Tower of the Dead is the only adventure published by Avalon Hill in 1984 for the fantasy role-playing game Powers & Perils.

Description
Tower of the Dead is a boxed set that contains a 56-page adventure book, and a cardstock gamemaster's screen.

Plot summary
Through a four-part adventure, the player characters become aware that the lich Nilgeranthrib seeks to become ruler of Thaliba, and they must endeavor to destroy him. The four parts of the adventure take place in the city of Porta, near the city, on the road, and in the Tower of the Dead for the final confrontation with the lich.

Publication history
Avalon Hill entered the fantasy role-playing game market with Powers & Perils in 1983. Sales were poor, and only two supplements and one adventure were published.

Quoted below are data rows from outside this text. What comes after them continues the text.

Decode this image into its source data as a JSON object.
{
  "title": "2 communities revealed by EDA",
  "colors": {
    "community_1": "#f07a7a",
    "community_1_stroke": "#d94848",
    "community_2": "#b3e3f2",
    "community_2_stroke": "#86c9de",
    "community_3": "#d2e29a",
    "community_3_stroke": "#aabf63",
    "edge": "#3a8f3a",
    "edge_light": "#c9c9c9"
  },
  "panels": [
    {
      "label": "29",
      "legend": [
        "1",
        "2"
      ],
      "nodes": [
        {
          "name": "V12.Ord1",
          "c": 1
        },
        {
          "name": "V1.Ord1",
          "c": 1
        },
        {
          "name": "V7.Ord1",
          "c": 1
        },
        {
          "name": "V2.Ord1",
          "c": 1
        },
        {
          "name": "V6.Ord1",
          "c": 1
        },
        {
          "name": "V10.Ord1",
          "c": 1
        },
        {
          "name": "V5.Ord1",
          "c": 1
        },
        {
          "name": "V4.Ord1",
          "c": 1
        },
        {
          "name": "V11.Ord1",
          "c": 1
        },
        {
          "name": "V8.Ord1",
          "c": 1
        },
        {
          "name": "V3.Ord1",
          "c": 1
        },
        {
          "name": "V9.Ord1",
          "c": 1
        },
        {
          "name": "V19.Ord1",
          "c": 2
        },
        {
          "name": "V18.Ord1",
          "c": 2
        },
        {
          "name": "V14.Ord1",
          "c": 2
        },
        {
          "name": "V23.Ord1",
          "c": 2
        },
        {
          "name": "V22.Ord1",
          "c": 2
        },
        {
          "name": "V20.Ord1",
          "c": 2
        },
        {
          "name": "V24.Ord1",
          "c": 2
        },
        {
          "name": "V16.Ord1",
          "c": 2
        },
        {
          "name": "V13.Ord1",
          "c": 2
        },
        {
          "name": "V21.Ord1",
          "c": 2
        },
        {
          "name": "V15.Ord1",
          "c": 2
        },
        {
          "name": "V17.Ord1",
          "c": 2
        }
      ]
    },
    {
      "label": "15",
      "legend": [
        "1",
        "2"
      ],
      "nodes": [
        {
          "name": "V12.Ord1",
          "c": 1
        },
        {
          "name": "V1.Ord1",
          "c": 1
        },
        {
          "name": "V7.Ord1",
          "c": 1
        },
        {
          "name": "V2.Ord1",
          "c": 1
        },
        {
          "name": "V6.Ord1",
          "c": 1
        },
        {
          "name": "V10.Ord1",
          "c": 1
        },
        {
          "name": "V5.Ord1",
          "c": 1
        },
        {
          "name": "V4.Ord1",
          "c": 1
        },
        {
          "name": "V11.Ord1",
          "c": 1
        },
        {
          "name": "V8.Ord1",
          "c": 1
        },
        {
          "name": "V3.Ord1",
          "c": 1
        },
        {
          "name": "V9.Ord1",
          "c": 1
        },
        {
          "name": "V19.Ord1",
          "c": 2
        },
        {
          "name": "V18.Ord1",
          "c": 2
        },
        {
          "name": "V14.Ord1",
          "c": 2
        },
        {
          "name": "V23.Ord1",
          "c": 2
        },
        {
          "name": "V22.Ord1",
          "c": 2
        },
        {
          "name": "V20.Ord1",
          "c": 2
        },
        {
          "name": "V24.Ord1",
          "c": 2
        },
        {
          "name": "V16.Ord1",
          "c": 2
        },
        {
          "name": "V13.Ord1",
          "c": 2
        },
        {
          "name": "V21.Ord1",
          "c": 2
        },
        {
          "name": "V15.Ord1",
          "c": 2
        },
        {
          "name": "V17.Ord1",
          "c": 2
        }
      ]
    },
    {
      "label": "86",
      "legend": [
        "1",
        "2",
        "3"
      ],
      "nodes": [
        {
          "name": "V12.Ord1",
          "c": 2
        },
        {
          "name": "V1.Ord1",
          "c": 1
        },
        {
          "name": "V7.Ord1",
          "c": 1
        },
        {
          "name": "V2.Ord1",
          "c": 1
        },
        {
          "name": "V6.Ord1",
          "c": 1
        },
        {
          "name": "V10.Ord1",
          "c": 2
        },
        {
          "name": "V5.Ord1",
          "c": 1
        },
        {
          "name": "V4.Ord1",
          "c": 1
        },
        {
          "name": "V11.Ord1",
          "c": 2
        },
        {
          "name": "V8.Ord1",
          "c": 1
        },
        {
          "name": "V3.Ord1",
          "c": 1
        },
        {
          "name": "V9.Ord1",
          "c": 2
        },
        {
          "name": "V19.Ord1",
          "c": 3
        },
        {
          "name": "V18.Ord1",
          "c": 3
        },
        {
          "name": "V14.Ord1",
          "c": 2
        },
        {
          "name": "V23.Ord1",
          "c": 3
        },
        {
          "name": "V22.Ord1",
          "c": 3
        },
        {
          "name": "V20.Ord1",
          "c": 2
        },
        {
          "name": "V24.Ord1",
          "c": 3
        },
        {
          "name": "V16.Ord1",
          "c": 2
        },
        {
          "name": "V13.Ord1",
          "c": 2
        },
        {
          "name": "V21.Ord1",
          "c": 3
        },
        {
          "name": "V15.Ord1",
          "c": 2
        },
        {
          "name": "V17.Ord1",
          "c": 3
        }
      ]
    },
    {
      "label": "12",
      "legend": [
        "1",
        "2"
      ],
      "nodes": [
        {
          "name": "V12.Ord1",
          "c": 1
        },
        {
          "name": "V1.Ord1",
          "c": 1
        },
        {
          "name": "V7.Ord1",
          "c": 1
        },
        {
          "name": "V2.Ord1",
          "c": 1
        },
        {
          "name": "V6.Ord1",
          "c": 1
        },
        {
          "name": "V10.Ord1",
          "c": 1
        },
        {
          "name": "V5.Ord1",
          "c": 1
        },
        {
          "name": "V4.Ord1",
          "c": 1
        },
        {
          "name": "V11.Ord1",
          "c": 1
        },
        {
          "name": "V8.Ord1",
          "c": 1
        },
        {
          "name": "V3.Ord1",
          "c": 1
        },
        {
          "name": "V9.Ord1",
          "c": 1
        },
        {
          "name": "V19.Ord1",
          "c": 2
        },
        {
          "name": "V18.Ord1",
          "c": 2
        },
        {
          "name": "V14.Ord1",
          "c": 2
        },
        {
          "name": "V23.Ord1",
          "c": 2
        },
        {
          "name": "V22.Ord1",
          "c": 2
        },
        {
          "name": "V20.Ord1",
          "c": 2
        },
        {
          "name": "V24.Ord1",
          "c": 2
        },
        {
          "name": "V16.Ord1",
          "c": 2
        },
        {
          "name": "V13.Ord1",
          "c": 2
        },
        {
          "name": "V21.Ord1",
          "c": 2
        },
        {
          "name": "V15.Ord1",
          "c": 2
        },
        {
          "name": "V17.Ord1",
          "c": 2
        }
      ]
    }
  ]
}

The adventure was 1984's Tower of the Dead, a boxed set designed by Richard Snider, with artwork by Rick Barber, Winchell Chung, Michael Creager, and Bob Haynes. 

Publication of Powers & Perils and its products was discontinued in 1985.

Reception
In issue 24 of Imagine, Mike Dean noted the relatively high price of Tower of the Dead, but still recommended it, saying "Tower of the Dead is a formidable challenge to any experienced group of P&P players and is recommended in spite of what may seem to be a high price."